If you intend to invest less than £1,000 at a time on a regular basis then look for a broker that doesn’t charge dealing fees on funds or has a cut-price, regular investment scheme. Check out Charles Stanley Direct or Interactive Investor.

If you’re going to invest a lump sum and you won’t buy or sell more than a couple of times a year then iWeb is nigh on impossible to beat.

Choosing an investment for your new shares ISA

We believe in passive investing strategies here at Monevator.

Passive investing is a low cost investment strategy that is easy to understand, simple to maintain and recommended by one of the greatest investors of all time – Warren Buffet (among others).

If you have a low tolerance for faffing around with investments then take a look at the Vanguard LifeStrategy funds. These all-in-one passive investing products provide instant access to a globally diversified portfolio in a single fund, for a dirt-cheap fee. Life doesn’t get any simpler for reluctant investors.

Still, even with such a simple one-shot fund, investing without knowledge is like wandering through the Amazon jungle in your best clubbing gear – asking for trouble.

Take the time to find out more about a suitable asset allocation and read a good book about investing. This will give you more confidence to stick to your plan for the long-term.

Fine detail

  • You can only open one stocks and shares ISA and one cash ISA every financial year (that’s April 6 – April 5) but you can switch any of your ISAs from one provider to another as often as you like without compromising your current allowance.
  • Whatever you do, don’t withdraw money from your cash ISA to put it in the stocks and share ISA yourself. That’s a major blunder because once you withdraw money from an ISA, it loses the protection of the wrapper. Moving it into a new shares ISA will then count as part your annual allowance. Always use a transfer form. Funds that are properly transferred never leave ISA protection, and do not count as new money from your annual allowance.
  • If you convert a current-year cash ISA into a stocks and shares ISA then you can open yet another cash ISA in the same year and fill it with the remainder of your allowance. It’s as if the old cash ISA never existed! Effectively it’s re-designated as a stocks and shares ISA once you transfer.
  • You must switch your current ISA whole, but previous year’s ISAs can be split apart.

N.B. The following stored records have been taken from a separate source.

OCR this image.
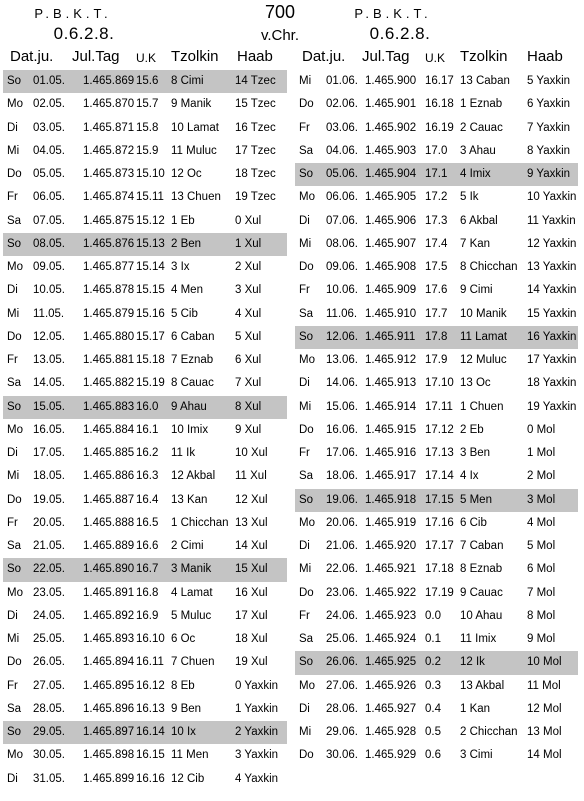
P.B.K.T.
0.6.2.8.
700
v.Chr.
P.B.K.T.
0.6.2.8.
Dat.ju. Jul.Tag U.K Tzolkin Haab Dat.ju. Jul.Tag U.K Tzolkin Haab
So 01.05. 1.465.869 15.6 8 Cimi	14 Tzec
Mo 02.05. 1.465.870 15.7 9 Manik 15 Tzec
Di 03.05. 1.465.871 15.8 10 Lamat 16 Tzec
Mi 04.05. 1.465.872 15.9 11 Muluc 17 Tzec
Do 05.05. 1.465.873 15.10 12 Oc	18 Tzec
Fr 06.05. 1.465.874 15.11 13 Chuen 19 Tzec
Sa 07.05. 1.465.875 15.12 1 Eb	0 Xul
So 08.05. 1.465.876 15.13 2 Ben	1 Xul
Mo 09.05. 1.465.877 15.14 3 Ix	2 Xul
Di 10.05. 1.465.878 15.15 4 Men	3 Xul
Mi 11.05. 1.465.879 15.16 5 Cib	4 Xul
Do 12.05. 1.465.880 15.17 6 Caban 5 Xul
Fr 13.05. 1.465.881 15.18 7 Eznab 6 Xul
Sa 14.05. 1.465.882 15.19 8 Cauac 7 Xul
So 15.05. 1.465.883 16.0 9 Ahau 8 Xul
Mo 16.05. 1.465.884 16.1 10 Imix 9 Xul
Di 17.05. 1.465.885 16.2 11 Ik	10 Xul
Mi 18.05. 1.465.886 16.3 12 Akbal 11 Xul
Do 19.05. 1.465.887 16.4 13 Kan 12 Xul
Fr 20.05. 1.465.888 16.5 1 Chicchan 13 Xul
Sa 21.05. 1.465.889 16.6 2 Cimi	14 Xul
So 22.05. 1.465.890 16.7 3 Manik 15 Xul
Mo 23.05. 1.465.891 16.8 4 Lamat 16 Xul
Di 24.05. 1.465.892 16.9 5 Muluc 17 Xul
Mi 25.05. 1.465.893 16.10 6 Oc	18 Xul
Do 26.05. 1.465.894 16.11 7 Chuen 19 Xul
Fr 27.05. 1.465.895 16.12 8 Eb	0 Yaxkin
Sa 28.05. 1.465.896 16.13 9 Ben	1 Yaxkin
So 29.05. 1.465.897 16.14 10 Ix	2 Yaxkin
Mo 30.05. 1.465.898 16.15 11 Men 3 Yaxkin
Di 31.05. 1.465.899 16.16 12 Cib	4 Yaxkin
Mi 01.06. 1.465.900 16.17 13 Caban 5 Yaxkin
Do 02.06. 1.465.901 16.18 1 Eznab 6 Yaxkin
Fr 03.06. 1.465.902 16.19 2 Cauac 7 Yaxkin
Sa 04.06. 1.465.903 17.0 3 Ahau	8 Yaxkin
So 05.06. 1.465.904 17.1 4 Imix	9 Yaxkin
Mo 06.06. 1.465.905 17.2 5 Ik	10 Yaxkin
Di 07.06. 1.465.906 17.3 6 Akbal	11 Yaxkin
Mi 08.06. 1.465.907 17.4 7 Kan	12 Yaxkin
Do 09.06. 1.465.908 17.5 8 Chicchan 13 Yaxkin
Fr 10.06. 1.465.909 17.6 9 Cimi	14 Yaxkin
Sa 11.06. 1.465.910 17.7 10 Manik 15 Yaxkin
So 12.06. 1.465.911 17.8 11 Lamat 16 Yaxkin
Mo 13.06. 1.465.912 17.9 12 Muluc 17 Yaxkin
Di 14.06. 1.465.913 17.10 13 Oc	18 Yaxkin
Mi 15.06. 1.465.914 17.11 1 Chuen 19 Yaxkin
Do 16.06. 1.465.915 17.12 2 Eb	0 Mol
Fr 17.06. 1.465.916 17.13 3 Ben	1 Mol
Sa 18.06. 1.465.917 17.14 4 Ix	2 Mol
So 19.06. 1.465.918 17.15 5 Men	3 Mol
Mo 20.06. 1.465.919 17.16 6 Cib	4 Mol
Di 21.06. 1.465.920 17.17 7 Caban 5 Mol
Mi 22.06. 1.465.921 17.18 8 Eznab 6 Mol
Do 23.06. 1.465.922 17.19 9 Cauac 7 Mol
Fr 24.06. 1.465.923 0.0 10 Ahau 8 Mol
Sa 25.06. 1.465.924 0.1 11 Imix	9 Mol
So 26.06. 1.465.925 0.2 12 Ik	10 Mol
Mo 27.06. 1.465.926 0.3 13 Akbal 11 Mol
Di 28.06. 1.465.927 0.4 1 Kan	12 Mol
Mi 29.06. 1.465.928 0.5 2 Chicchan 13 Mol
Do 30.06. 1.465.929 0.6 3 Cimi	14 Mol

So if you only want to dip your toe into share investing, you can decide exactly how much you want to transfer from yesteryear cash ISAs into the stocks and shares variety.

NISA to see you

Until July 1 you can’t put more than £5,940 in a cash ISA or more than £11,880 in a stocks and shares ISA, or more than £5,940 in your stocks and shares ISA if you’ve maxed out your cash ISA as well.

But from July 1 the New ISA (NISA) comes into play and the annual ISA allowance jacks up to £15,000 per year.

With NISAs, your money can be held in any combination of cash or investments.

  • You can transfer cash into stocks and shares.
  • Or move stocks and shares into cash.
  • Or hold both assets in the same ISA if the provider allows it.

NISA allowance combinations

Final thoughts

Private investors often think of their cash ISAs as separate from their other investing activity, but this doesn’t make much sense. Emergency funds aside, if you stay in cash for a lengthy period then count this against the fixed income portion of your asset allocation.

Beware that brokers currently pay a next-to-nothing rate of interest on cash holdings, if you’re lucky. This may eventually change in the new NISA era, but we’re not holding our breath for any imminent generosity from brokers.

Also beware that brokers like to chuck a handful of marbles beneath the toes of consumer mobility by charging transfer fees to let you leave. £25 per holding in your ISA is common.

Finally, it’s worth knowing that the compensation limit for stocks and shares is £50,000 if your broker fails, not £85,000 as with cash.

Sadly, there’s a lot to think about when transferring a cash ISA to a stocks and shares ISA. But the truth is that if you’re sick of earning pitiful rates of interest on your money in the bank, there’s no reward without risk and a bit of effort.